Let timber industry workers resume work – STIA
KOTA KINABALU: Sabah Timber Industries Association (STIA) president Chua Yeong Perng applauds the State Government for the decisive move to protect the citizens of Sabah from the Coronavirus (Covid-19) pandemic.
“The STIA supports the government in the difficult task of finding the right balance between ensuring the survival of industry and ensuring the safety of the population during such an unprecedented crisis,” Chua said.
He also took the opportunity to thank all the frontliners who had sacrificed so much for the State.
Chua emphasized that there were several looming issues that would further weaken the timber industry’s ability to pay workers’ wages for the coming months.
“If remedial action is not taken during and after the Movement Control Order (MCO), the repercussions would be irreversible. The association would like to present suggestions to the Government that would increase employers’ ability to cover wages for the upcoming critical months.
“The timber sector currently has approximately 30,000 fulltime employees and between 5,000 and 10,000 piecemeal or part-time workers. Liquidity within the forest and timber industry is of the utmost concern for the next few months.
“Majority of the players in the industry would struggle to sustain existing payroll commitments. At least 50 percent of the workforce in the upstream and downstream sector will be facing job security risks,” Chua said.

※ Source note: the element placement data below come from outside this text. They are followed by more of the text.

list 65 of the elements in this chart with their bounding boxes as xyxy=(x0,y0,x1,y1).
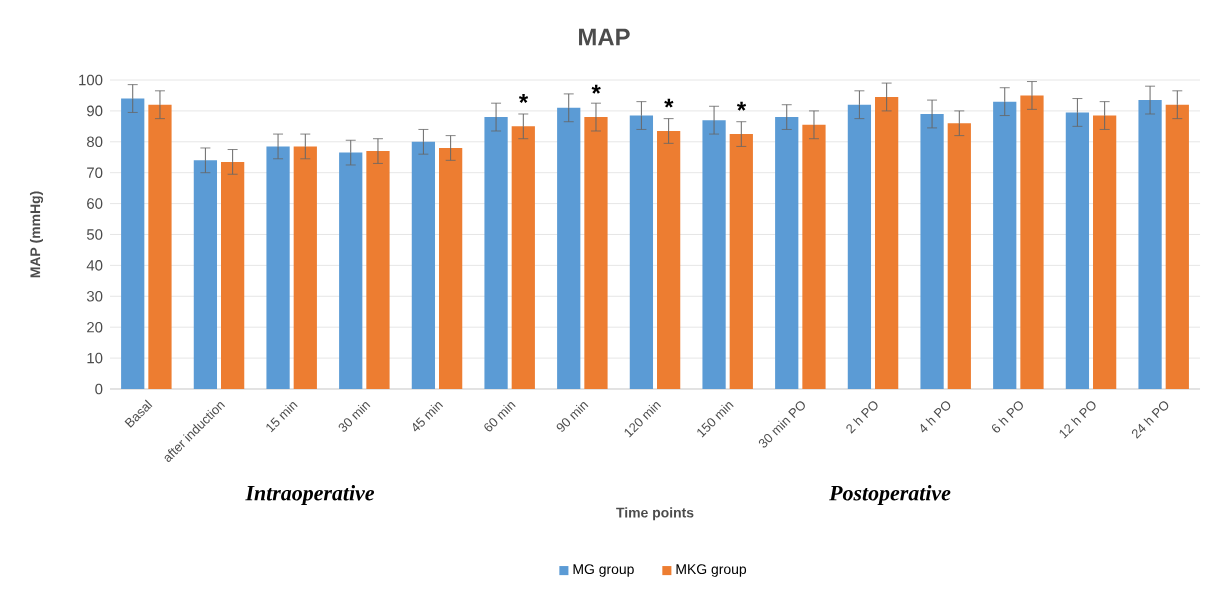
x-tick-label: 45 min xyxy=(412,402,444,432)
annotation: * xyxy=(664,98,674,108)
x-tick-label: 15 min xyxy=(266,402,298,433)
y-tick-label: 20 xyxy=(87,321,103,333)
x-tick-label: 60 min xyxy=(484,402,516,432)
bar xyxy=(775,117,799,389)
bar xyxy=(1065,112,1090,389)
text: Intraoperative xyxy=(245,485,375,505)
bar xyxy=(947,123,971,389)
bar xyxy=(193,160,218,389)
bar xyxy=(729,134,753,389)
bar xyxy=(1138,100,1162,389)
legend-label: MKG group xyxy=(676,564,747,577)
x-tick-label: 6 h PO xyxy=(991,401,1023,433)
bar xyxy=(920,113,944,389)
bar xyxy=(511,126,535,389)
bar xyxy=(293,146,317,389)
x-axis-title: Time points xyxy=(616,507,694,521)
bar xyxy=(221,161,245,389)
bar xyxy=(802,124,826,389)
bar xyxy=(993,101,1017,389)
x-tick-label: 90 min xyxy=(556,402,589,432)
x-tick-label: 12 h PO xyxy=(1059,401,1096,439)
bar xyxy=(875,96,899,389)
bar xyxy=(366,151,390,389)
x-tick-label: 30 min PO xyxy=(758,401,805,448)
x-tick-label: 30 min xyxy=(338,402,371,432)
chart-title: MAP xyxy=(579,28,630,46)
y-tick-label: 90 xyxy=(87,105,103,117)
bar xyxy=(121,98,145,389)
bar xyxy=(484,117,508,389)
y-tick-label: 80 xyxy=(87,136,103,148)
legend-label: MG group xyxy=(573,564,634,577)
y-tick-label: 10 xyxy=(87,352,103,364)
y-tick-label: 0 xyxy=(95,383,103,395)
bar xyxy=(584,117,608,389)
bar xyxy=(339,152,363,389)
bar xyxy=(266,146,290,389)
y-tick-label: 70 xyxy=(87,167,103,178)
bar xyxy=(629,115,654,389)
x-tick-label: 2 h PO xyxy=(846,401,878,434)
bar xyxy=(439,147,463,389)
x-tick-label: 24 h PO xyxy=(1131,401,1169,439)
y-tick-label: 60 xyxy=(87,198,103,209)
text: Postoperative xyxy=(829,485,951,505)
y-tick-label: 30 xyxy=(86,291,103,302)
annotation: * xyxy=(591,84,601,94)
y-tick-label: 40 xyxy=(86,260,103,271)
bar xyxy=(1020,95,1044,389)
bar xyxy=(411,141,436,389)
bar xyxy=(847,104,872,389)
x-tick-label: 120 min xyxy=(624,402,662,438)
x-tick-label: 4 h PO xyxy=(920,401,951,433)
bar xyxy=(1093,115,1117,389)
annotation: * xyxy=(518,94,529,103)
x-tick-label: 150 min xyxy=(697,402,734,438)
y-tick-label: 50 xyxy=(86,229,103,240)
bar xyxy=(1165,104,1189,389)
bar xyxy=(148,104,172,389)
bar xyxy=(702,120,726,389)
annotation: * xyxy=(736,101,747,111)
bar xyxy=(657,130,681,389)
y-axis-title: MAP (mmHg) xyxy=(29,191,44,278)
y-tick-label: 100 xyxy=(79,74,103,86)
bar xyxy=(557,107,581,389)
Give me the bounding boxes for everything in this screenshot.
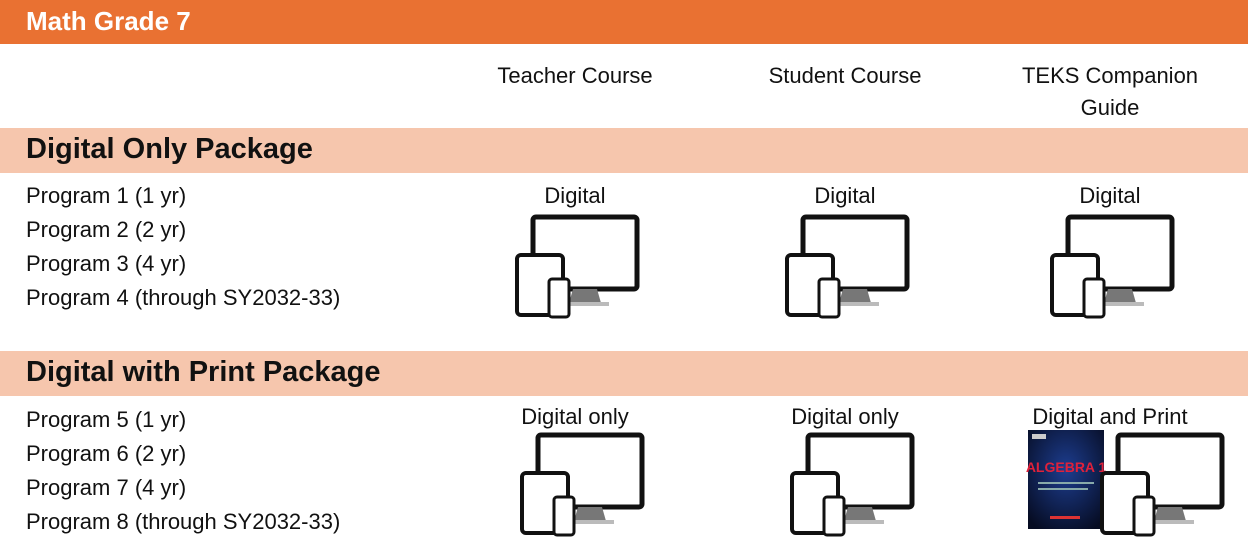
program: Program 8 (through SY2032-33)	[26, 509, 341, 534]
device-icon	[1100, 433, 1225, 537]
cell-label: Digital only	[791, 404, 899, 429]
cell-label: Digital and Print	[1032, 404, 1188, 429]
device-icon	[515, 215, 640, 319]
book-title: ALGEBRA 1	[1026, 459, 1107, 475]
section-title: Digital Only Package	[26, 133, 313, 165]
cell-label: Digital	[544, 183, 606, 208]
header: Math Grade 7	[0, 0, 1248, 44]
program: Program 3 (4 yr)	[26, 251, 187, 276]
title: Math Grade 7	[26, 6, 191, 36]
program: Program 1 (1 yr)	[26, 183, 187, 208]
program-list: Program 1 (1 yr) Program 2 (2 yr) Progra…	[26, 179, 340, 315]
program: Program 2 (2 yr)	[26, 217, 187, 242]
device-icon	[785, 215, 910, 319]
section-header: Digital with Print Package	[0, 349, 1248, 396]
program: Program 4 (through SY2032-33)	[26, 285, 341, 310]
cell-label: Digital	[814, 183, 876, 208]
section-title: Digital with Print Package	[26, 356, 381, 388]
section-header: Digital Only Package	[0, 126, 1248, 173]
program: Program 5 (1 yr)	[26, 407, 187, 432]
program-list: Program 5 (1 yr) Program 6 (2 yr) Progra…	[26, 403, 340, 539]
column-header: TEKS Companion Guide	[1021, 63, 1199, 120]
book-cover: ALGEBRA 1	[1026, 430, 1107, 529]
cell-label: Digital only	[521, 404, 629, 429]
device-icon	[1050, 215, 1175, 319]
column-header: Student Course	[768, 63, 922, 88]
program: Program 6 (2 yr)	[26, 441, 187, 466]
program: Program 7 (4 yr)	[26, 475, 187, 500]
column-header: Teacher Course	[497, 63, 653, 88]
device-icon	[520, 433, 645, 537]
cell-label: Digital	[1079, 183, 1141, 208]
device-icon	[790, 433, 915, 537]
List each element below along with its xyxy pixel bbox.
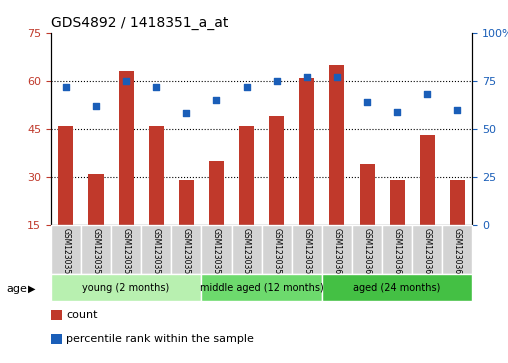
Bar [262,225,292,274]
Text: GSM1230356: GSM1230356 [212,228,221,279]
Bar [322,225,352,274]
Bar [412,225,442,274]
Point [303,74,311,80]
Bar [149,126,164,273]
Text: GDS4892 / 1418351_a_at: GDS4892 / 1418351_a_at [51,16,228,30]
Point [333,74,341,80]
Bar [179,180,194,273]
Bar [299,78,314,273]
Text: GSM1230354: GSM1230354 [152,228,161,279]
Text: GSM1230363: GSM1230363 [423,228,432,279]
Bar [420,135,435,273]
Bar [209,161,224,273]
Text: GSM1230359: GSM1230359 [302,228,311,279]
Text: GSM1230355: GSM1230355 [182,228,191,279]
Point [393,109,401,114]
Point [423,91,431,97]
Text: GSM1230362: GSM1230362 [393,228,402,278]
Text: ▶: ▶ [28,284,36,294]
Text: middle aged (12 months): middle aged (12 months) [200,283,324,293]
Bar [171,225,201,274]
Text: GSM1230364: GSM1230364 [453,228,462,279]
Bar [141,225,171,274]
Bar [111,225,141,274]
Point [182,111,190,117]
Point [453,107,461,113]
Bar [201,274,322,301]
Text: GSM1230361: GSM1230361 [363,228,371,278]
Text: aged (24 months): aged (24 months) [354,283,441,293]
Text: GSM1230360: GSM1230360 [332,228,341,279]
Text: percentile rank within the sample: percentile rank within the sample [66,334,254,344]
Text: GSM1230353: GSM1230353 [121,228,131,279]
Text: young (2 months): young (2 months) [82,283,170,293]
Bar [239,126,254,273]
Point [122,78,130,84]
Bar [442,225,472,274]
Bar [88,174,104,273]
Text: GSM1230352: GSM1230352 [91,228,101,278]
Bar [201,225,232,274]
Bar [352,225,382,274]
Point [242,83,250,89]
Bar [382,225,412,274]
Text: GSM1230357: GSM1230357 [242,228,251,279]
Bar [81,225,111,274]
Text: age: age [7,284,27,294]
Bar [322,274,472,301]
Bar [360,164,374,273]
Bar [269,116,284,273]
Bar [450,180,465,273]
Bar [390,180,405,273]
Text: GSM1230358: GSM1230358 [272,228,281,278]
Text: GSM1230351: GSM1230351 [61,228,71,278]
Bar [329,65,344,273]
Text: count: count [66,310,98,320]
Point [212,97,220,103]
Bar [118,71,134,273]
Bar [51,274,201,301]
Point [92,103,100,109]
Point [152,83,160,89]
Bar [292,225,322,274]
Bar [58,126,73,273]
Bar [232,225,262,274]
Bar [51,225,81,274]
Point [273,78,281,84]
Point [363,99,371,105]
Point [62,83,70,89]
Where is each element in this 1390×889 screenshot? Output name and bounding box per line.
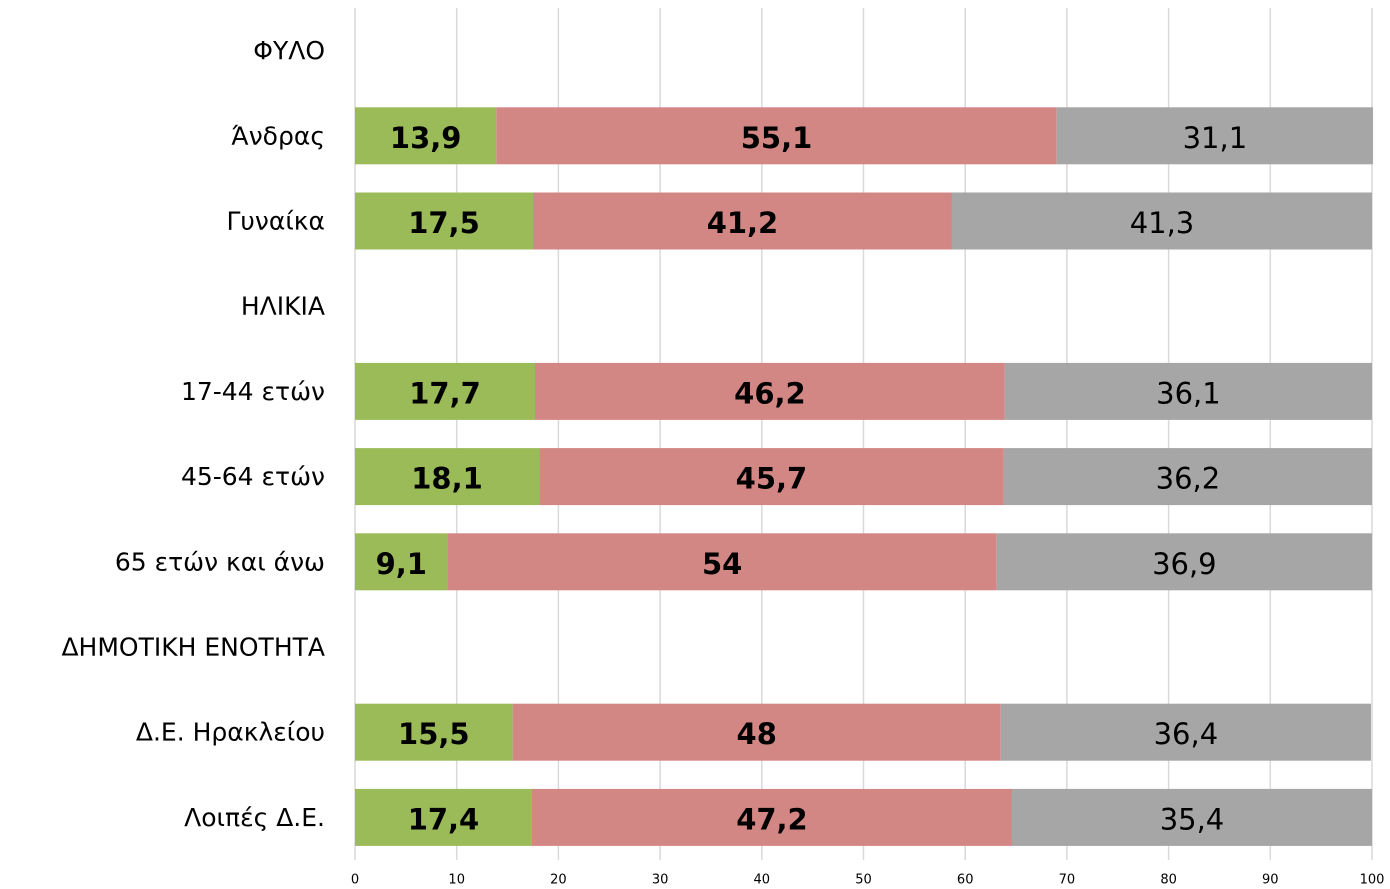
x-tick-label: 80 (1160, 873, 1177, 888)
y-tick-label: Λοιπές Δ.Ε. (184, 803, 325, 832)
data-label: 41,2 (707, 206, 779, 240)
bar-segment (496, 107, 1057, 165)
data-label: 47,2 (736, 802, 808, 836)
y-tick-label: ΔΗΜΟΤΙΚΗ ΕΝΟΤΗΤΑ (61, 633, 325, 662)
data-label: 55,1 (741, 121, 813, 155)
bar-segment (532, 192, 952, 250)
bar-segment (355, 788, 532, 846)
x-tick-label: 70 (1059, 873, 1076, 888)
bar-segment (1004, 362, 1372, 420)
data-label: 17,7 (409, 376, 481, 410)
y-tick-label: ΦΥΛΟ (253, 36, 325, 65)
data-label: 18,1 (411, 462, 483, 496)
data-label: 46,2 (734, 376, 806, 410)
data-label: 36,4 (1154, 717, 1219, 751)
data-label: 36,2 (1156, 462, 1221, 496)
x-tick-label: 20 (550, 873, 567, 888)
y-tick-label: Δ.Ε. Ηρακλείου (136, 718, 325, 747)
y-tick-label: 17-44 ετών (181, 377, 325, 406)
bar-segment (447, 533, 997, 591)
bar-segment (996, 533, 1372, 591)
bar-segment (355, 448, 540, 506)
x-tick-label: 50 (855, 873, 872, 888)
data-label: 15,5 (398, 717, 470, 751)
x-tick-label: 40 (754, 873, 771, 888)
x-tick-label: 60 (957, 873, 974, 888)
data-label: 17,4 (408, 802, 480, 836)
bar-segment (512, 703, 1001, 761)
x-tick-label: 30 (652, 873, 669, 888)
y-tick-label: 45-64 ετών (181, 462, 325, 491)
bar-segment (535, 362, 1005, 420)
y-tick-label: Άνδρας (231, 121, 325, 150)
data-label: 41,3 (1130, 206, 1195, 240)
bar-segment (531, 788, 1012, 846)
bar-segment (355, 533, 448, 591)
bar-segment (1000, 703, 1371, 761)
data-label: 45,7 (736, 462, 808, 496)
data-label: 9,1 (376, 547, 427, 581)
bar-segment (355, 192, 533, 250)
data-label: 54 (702, 547, 742, 581)
x-tick-label: 10 (448, 873, 465, 888)
data-label: 36,1 (1156, 376, 1221, 410)
bar-segment (355, 703, 513, 761)
bar-segment (355, 107, 497, 165)
data-label: 13,9 (390, 121, 462, 155)
data-label: 36,9 (1152, 547, 1217, 581)
bar-segment (1003, 448, 1372, 506)
data-label: 31,1 (1183, 121, 1248, 155)
data-label: 35,4 (1160, 802, 1225, 836)
data-label: 48 (737, 717, 777, 751)
bar-segment (355, 362, 536, 420)
bar-segment (1056, 107, 1374, 165)
bar-segment (1011, 788, 1372, 846)
bar-segment (951, 192, 1372, 250)
bar-segment (539, 448, 1004, 506)
y-tick-label: ΗΛΙΚΙΑ (241, 292, 325, 321)
x-tick-label: 90 (1262, 873, 1279, 888)
y-tick-label: 65 ετών και άνω (115, 547, 325, 576)
x-tick-label: 100 (1360, 873, 1385, 888)
data-label: 17,5 (408, 206, 480, 240)
x-tick-label: 0 (351, 873, 359, 888)
y-tick-label: Γυναίκα (226, 207, 325, 236)
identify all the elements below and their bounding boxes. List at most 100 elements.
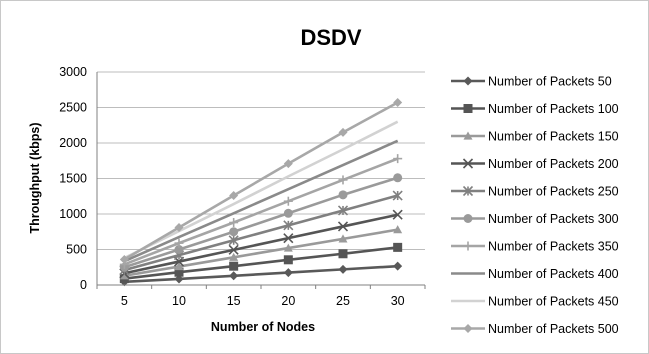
data-point-stroke xyxy=(462,158,474,169)
data-point xyxy=(463,76,473,86)
x-tick-label: 5 xyxy=(121,294,128,308)
data-point-stroke xyxy=(283,233,294,244)
x-tick-label: 15 xyxy=(227,294,241,308)
series-lines xyxy=(119,98,403,287)
series-line xyxy=(123,176,399,269)
data-point xyxy=(337,221,349,232)
data-point xyxy=(283,196,293,206)
data-point xyxy=(174,238,184,248)
legend: Number of Packets 50 Number of Packets 10… xyxy=(451,75,619,336)
data-point xyxy=(393,225,403,234)
data-point xyxy=(393,242,403,252)
data-point xyxy=(338,234,348,243)
y-tick-label: 3000 xyxy=(59,65,87,79)
series-1 xyxy=(119,261,403,287)
legend-item: Number of Packets 100 xyxy=(451,102,619,116)
y-axis-label: Throughput (kbps) xyxy=(28,122,42,233)
y-tick-label: 500 xyxy=(66,243,87,257)
data-point xyxy=(174,245,184,254)
legend-item: Number of Packets 400 xyxy=(451,267,619,281)
series-line xyxy=(123,120,399,260)
series-line xyxy=(124,246,398,280)
legend-item: Number of Packets 500 xyxy=(451,322,619,336)
legend-item: Number of Packets 250 xyxy=(451,185,619,199)
x-tick-label: 10 xyxy=(172,294,186,308)
series-9 xyxy=(123,120,399,260)
data-point xyxy=(338,175,348,185)
x-tick-label: 25 xyxy=(336,294,350,308)
data-point xyxy=(228,235,239,246)
series-line xyxy=(124,264,398,284)
legend-item: Number of Packets 50 xyxy=(451,75,612,89)
data-point xyxy=(229,218,239,228)
legend-label: Number of Packets 150 xyxy=(488,130,619,144)
chart-title: DSDV xyxy=(300,25,361,50)
series-line xyxy=(123,139,399,263)
series-10 xyxy=(119,98,403,264)
data-point xyxy=(462,185,474,197)
data-point xyxy=(283,208,293,218)
series-3 xyxy=(119,225,403,280)
series-line xyxy=(124,213,398,275)
legend-label: Number of Packets 250 xyxy=(488,185,619,199)
data-point xyxy=(174,267,184,277)
x-tick-label: 30 xyxy=(391,294,405,308)
axes: 0 500 1000 1500 2000 2500 3000 5 10 15 20 25 30 xyxy=(59,65,426,308)
data-point xyxy=(119,254,129,264)
data-point xyxy=(338,127,348,137)
data-point-stroke xyxy=(392,209,403,220)
data-point xyxy=(174,262,184,271)
data-point xyxy=(229,227,239,237)
series-line xyxy=(124,228,398,278)
legend-label: Number of Packets 400 xyxy=(488,267,619,281)
x-tick-label: 20 xyxy=(281,294,295,308)
data-point xyxy=(337,205,349,216)
legend-label: Number of Packets 50 xyxy=(488,75,612,89)
data-point xyxy=(229,252,239,261)
series-line xyxy=(123,157,399,266)
legend-label: Number of Packets 100 xyxy=(488,102,619,116)
data-point xyxy=(392,209,403,220)
data-point-stroke xyxy=(337,221,349,232)
data-point xyxy=(338,249,348,259)
legend-item: Number of Packets 450 xyxy=(451,295,619,309)
series-7 xyxy=(119,154,403,269)
legend-label: Number of Packets 200 xyxy=(488,157,619,171)
data-point xyxy=(463,324,473,333)
data-point xyxy=(338,190,348,200)
series-8 xyxy=(123,139,399,263)
legend-label: Number of Packets 450 xyxy=(488,295,619,309)
data-point xyxy=(393,173,403,183)
legend-label: Number of Packets 350 xyxy=(488,240,619,254)
data-point xyxy=(283,255,293,265)
data-point xyxy=(338,264,348,274)
legend-item: Number of Packets 150 xyxy=(451,130,619,144)
data-point xyxy=(392,190,403,201)
data-point xyxy=(463,241,473,251)
legend-item: Number of Packets 350 xyxy=(451,240,619,254)
y-tick-label: 2000 xyxy=(59,136,87,150)
data-point xyxy=(393,261,403,271)
data-point xyxy=(393,98,403,108)
y-tick-label: 0 xyxy=(80,278,87,292)
legend-label: Number of Packets 300 xyxy=(488,212,619,226)
legend-label: Number of Packets 500 xyxy=(488,322,619,336)
series-line xyxy=(123,101,399,261)
y-tick-label: 2500 xyxy=(59,101,87,115)
data-point-stroke xyxy=(228,244,239,255)
data-point xyxy=(228,244,239,255)
data-point xyxy=(463,131,473,140)
data-point xyxy=(283,268,293,278)
data-point xyxy=(283,220,294,231)
data-point xyxy=(229,261,239,271)
legend-item: Number of Packets 200 xyxy=(451,157,619,171)
legend-item: Number of Packets 300 xyxy=(451,212,619,226)
series-line xyxy=(123,194,399,272)
data-point xyxy=(283,243,293,252)
data-point xyxy=(174,222,184,232)
y-tick-label: 1000 xyxy=(59,207,87,221)
data-point xyxy=(463,104,473,113)
data-point xyxy=(393,154,403,164)
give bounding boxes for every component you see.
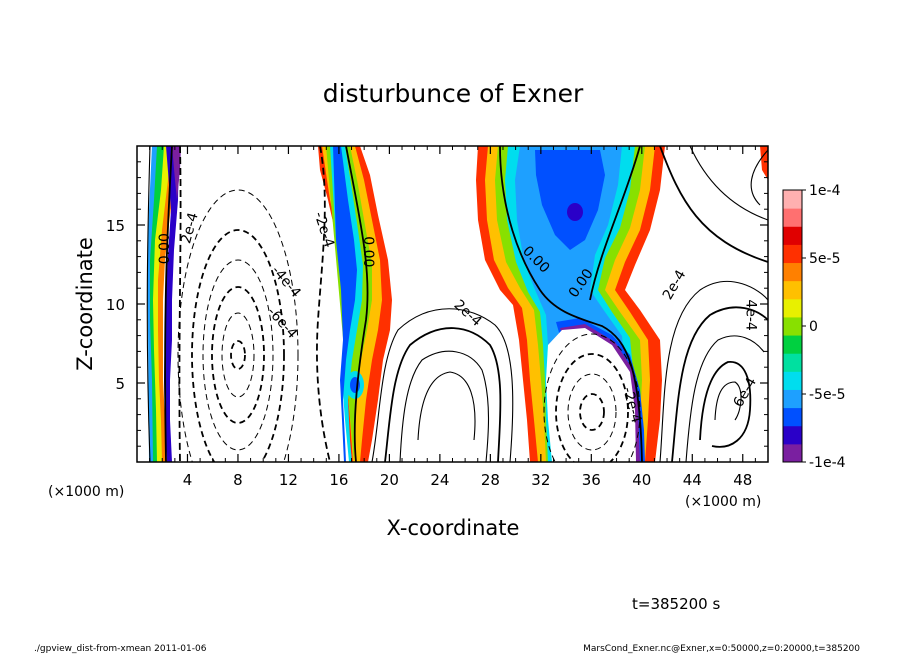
colorbar: 1e-4 5e-5 0 -5e-5 -1e-4 <box>782 183 846 471</box>
x-tick-label: 48 <box>733 471 752 489</box>
pos-right-ring-3 <box>685 335 765 462</box>
colorbar-label: 0 <box>809 319 818 335</box>
x-tick-label: 24 <box>430 471 449 489</box>
colorbar-segment <box>783 407 802 427</box>
vortex-2-ring-2 <box>555 353 629 462</box>
plume-3-inner-eddy <box>546 328 636 462</box>
y-tick-label: 15 <box>106 217 125 235</box>
plume-3-deep-core <box>567 203 583 221</box>
colorbar-label: -1e-4 <box>809 455 846 471</box>
pos-mid-ring-1 <box>371 308 514 462</box>
colorbar-segment <box>783 316 802 336</box>
x-tick-label: 36 <box>582 471 601 489</box>
vortex-1-ring-2 <box>191 229 285 462</box>
pos-right-upper-1 <box>659 146 768 263</box>
pos-right-ring-2 <box>671 306 768 462</box>
vortex-1-ring-6 <box>230 340 246 370</box>
contour-zero-1 <box>164 146 173 462</box>
y-tick-label: 5 <box>115 375 125 393</box>
colorbar-segment <box>783 389 802 409</box>
colorbar-segment <box>783 244 802 264</box>
x-tick-label: 4 <box>183 471 193 489</box>
plume-1-purple-tip <box>172 146 181 200</box>
contour-right-corner <box>750 149 768 206</box>
positive-region-right <box>659 146 768 462</box>
pos-mid-ring-4 <box>417 371 476 441</box>
pos-mid-ring-3 <box>399 350 490 462</box>
colorbar-segment <box>783 262 802 282</box>
pos-right-upper-2 <box>689 146 768 221</box>
contour-lines <box>146 146 768 462</box>
contour-label: 4e-4 <box>742 299 758 331</box>
x-tick-label: 32 <box>531 471 550 489</box>
vortex-1-ring-1 <box>177 189 299 462</box>
positive-region-mid <box>371 308 514 462</box>
pos-right-ring-4 <box>699 361 752 448</box>
vortex-2-ring-1 <box>543 333 641 462</box>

He said due to the inherent remote location of timber factories and logging camps, most companies have 30-40 percent their workforce residing in living quarters within factory premises or logging camps.
“By default, workers’ quarters act as a quarantine area since entry and exit is restricted and controlled by security personnel.
“Since implementation of the MCO, companies have proven to have successfully controlled and monitored the welfare conditions of workers staying in company quarters.
“With companies executing additional safety measures (PPE distribution, temperature check and personnel medical monitoring) the risk of infection for this segment of the workforce is extremely low. Consideration should be given for these workers to be allowed to commence work immediately.
“Social distancing within tight confines of worker quarters has no additional advantage over factory or camp operational areas.
“The economic impact of losing four weeks (and potentially more if MCO is extended) of productivity however in March - April will have far reaching consequences on the forest and timber industry. STIA has serious concerns on industry’s capacity to cover wages in May, June and July,” Chua said.
He said shipment of ready goods, controlled movement of perishable raw material (felled logs) and systematic re-starting of manufacturing would go a long way in improving the industry’s ability to maintain and pay its workforce.
“STIA estimates that there are approximately 120 containers, worth RM9-10 million of products at Port and at various factory locations that that have been held back.
“There are approximately 100,000 -120,000 m3 of felled logs, valued between RM35-45 million, currently sitting idle due to the MCO. The value and quality of the logs continue to deteriorate each week. We expect, overall, these felled logs would have lost at least 15-20 percent of their inherent value.
“Certain non-durable species have lost nearly all its commercial value by now. In addition to this, downstream mills are now faced with the critical problem of wood adhesives expiring.
“If partial production is not permitted over the next few days, it is estimated 964 MT (963,000 kgs) of plywood and woodworking adhesives will need to be disposed of. The value of adhesives and the disposal cost will come to between RM5 milion and M8 million.
“There is the concern also that Sabah may not have the facilities to dispose of such quantities in such a short time frame. STIA is extremely concerned that the combination of the above factors will ultimately impact the industry’s short term ability to cover employee wages for April and the months after.”
As such, Chua said the STIA appealed to the government to grant special permission during the current MCO period for ready shipments to be exported.
“To avoid massive adhesive disposal problems, selected factories with expiring adhesives to be also given restricted production days in order to utilize their adhesive stock.
“In event the MCO is extended beyond April 14, STIA suggests the government allow for certain upstream and downstream activities to commence operation.
“It is recommended that authorities take reference to other states in Malaysia like Sarawak and Johor which have permitted scaled down manufacturing operations to commence.
“It is understood that manufacturing in these states are limited within specific timber industrial clusters and a cap has been placed on the number of workers allowed to return to work.
“The authorities could take the initiative to allow movement of raw material and manufacturing to progressively startup within timber clusters (Keningau, KKIP, Ladalam, Kimanis) that are not deemed a high risk area (hot/red zone).
As highlighted by various other SME associations, Chua said STIA was also of the opinion that the recently announced Federal Government Stimulus Package lacks focus on SMEs.
He said it was apparent that majority of the SMEs felt that the recent wage subsidy would fall short in its desired intent of saving jobs. "As such, any quick action in the coming days to mitigate the impending short term cash flow problems will go far in reducing any large scale worker redundancy.
“STIA feels that it is necessary for the State Government to consider making minor changes to the current MCO. This will at least allow the industry to help itself in the interim,” Chua concluded.